The National Science Foundation (NSF), in partnership with the Bureau of Ocean Energy Management (BOEM), U.S. Environmental Protection Agency (EPA), U.S. Geological Survey (USGS), U.S. Fish and Wildlife Service (FWS), and a consortium of French agencies, has announced a new program under its Science, Engineering, and Education for Sustainability (SEES) initiative focused on the Arctic. This program — dubbed Arctic SEES, or simply ArcSEES — seeks “fundamental research that improves our ability to evaluate the sustainability of the Arctic human-environmental system as well as integrated efforts which will provide community-relevant sustainability pathways and engineering solutions.” As with several SEES solicitations issued in FY 2012, the FY 2013 ArcSEES solicitation offers opportunities for computing researchers.
In particular, from the solicitation (following the link, emphasis added):
Proposals are welcome which address fundamental and systematic understanding of the sustainability of one or more of the following themes:
- the natural and living environment, which explores the interaction between the social and biophysical systems. Since changes in natural environments, including landscapes, ice, water, and soil may have long-range influence, the focus here is on in-depth understanding of the complex, nonlinear biophysical platform and the human-environmental interchanges that manifest themselves within the Arctic and also between the Arctic and the rest of the globe.

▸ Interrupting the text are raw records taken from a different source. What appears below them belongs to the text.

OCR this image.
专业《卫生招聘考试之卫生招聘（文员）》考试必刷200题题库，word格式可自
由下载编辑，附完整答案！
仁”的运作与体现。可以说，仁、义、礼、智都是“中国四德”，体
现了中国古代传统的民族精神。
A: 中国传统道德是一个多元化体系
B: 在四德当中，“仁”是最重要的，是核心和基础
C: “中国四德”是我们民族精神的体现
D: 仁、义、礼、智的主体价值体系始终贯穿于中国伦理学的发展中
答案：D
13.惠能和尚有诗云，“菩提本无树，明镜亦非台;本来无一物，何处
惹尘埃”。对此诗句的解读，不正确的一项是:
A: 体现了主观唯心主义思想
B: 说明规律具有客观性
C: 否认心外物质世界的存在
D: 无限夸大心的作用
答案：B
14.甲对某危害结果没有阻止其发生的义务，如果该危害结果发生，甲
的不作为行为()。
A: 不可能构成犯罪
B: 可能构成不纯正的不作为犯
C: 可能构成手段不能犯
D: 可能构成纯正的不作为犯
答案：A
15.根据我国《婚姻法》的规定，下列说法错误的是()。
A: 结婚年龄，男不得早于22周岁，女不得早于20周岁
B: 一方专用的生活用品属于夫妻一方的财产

- the built environment, including but not limited to housing and transportation structures, energy and communications technologies, climate-resilient materials, and sustainable observing designs. Proposals that focus on computing and communications technologies to enhance effectiveness, energy efficiency, resilience, and sustainability of built environments are also welcome.
- natural resource development, comprising both the potential positive regional-to-global impacts of Arctic resource development as well as the hazards.
- governance, addressing the interactions between political, economic, scientific, and cultural organizations that govern Arctic futures, from the tribal to the multi-national scale.
Moreover:
Proposers are also encouraged to utilize and synthesize data available through the Arctic Observing Network (AON) via CADIS (Cooperative Arctic Database and Information Service). These data may be used to generate sustainability indicators, develop methodologies for assessing sustainability pathways and identify tipping points and behaviors of the Arctic system. Proposals that study theoretical issues of sustainability pathways, tipping points, or data analysis would benefit from the inclusion of a computer scientist, mathematician or statistician, as appropriate, on their proposing team.
Models which advance understanding of processes that influence sustainability and improve the ability to project and predict sustainable pathways are welcome. These efforts should show demonstrable links to users and how they inform human choices. Models need not focus solely on the Arctic, but should help determine the Arctic’s position in the global system, including feedbacks between global and Arctic environmental and economic change.
Research supported by the ArcSEES program is expected to inform, model, design, and project sustainability pathways using the rapid pace of Arctic change as a real-time laboratory for implementation. Proposals that take a broader Arctic view and reflect balanced, integrated perspectives representing one or more of the social sciences, environmental sciences, engineering, and education communities will be given priority.
Full proposals are due by Sept. 14, 2012. Between five and 15 awards, each at about $2 million over three to five years, are expected to be funded through the ArcSEES program.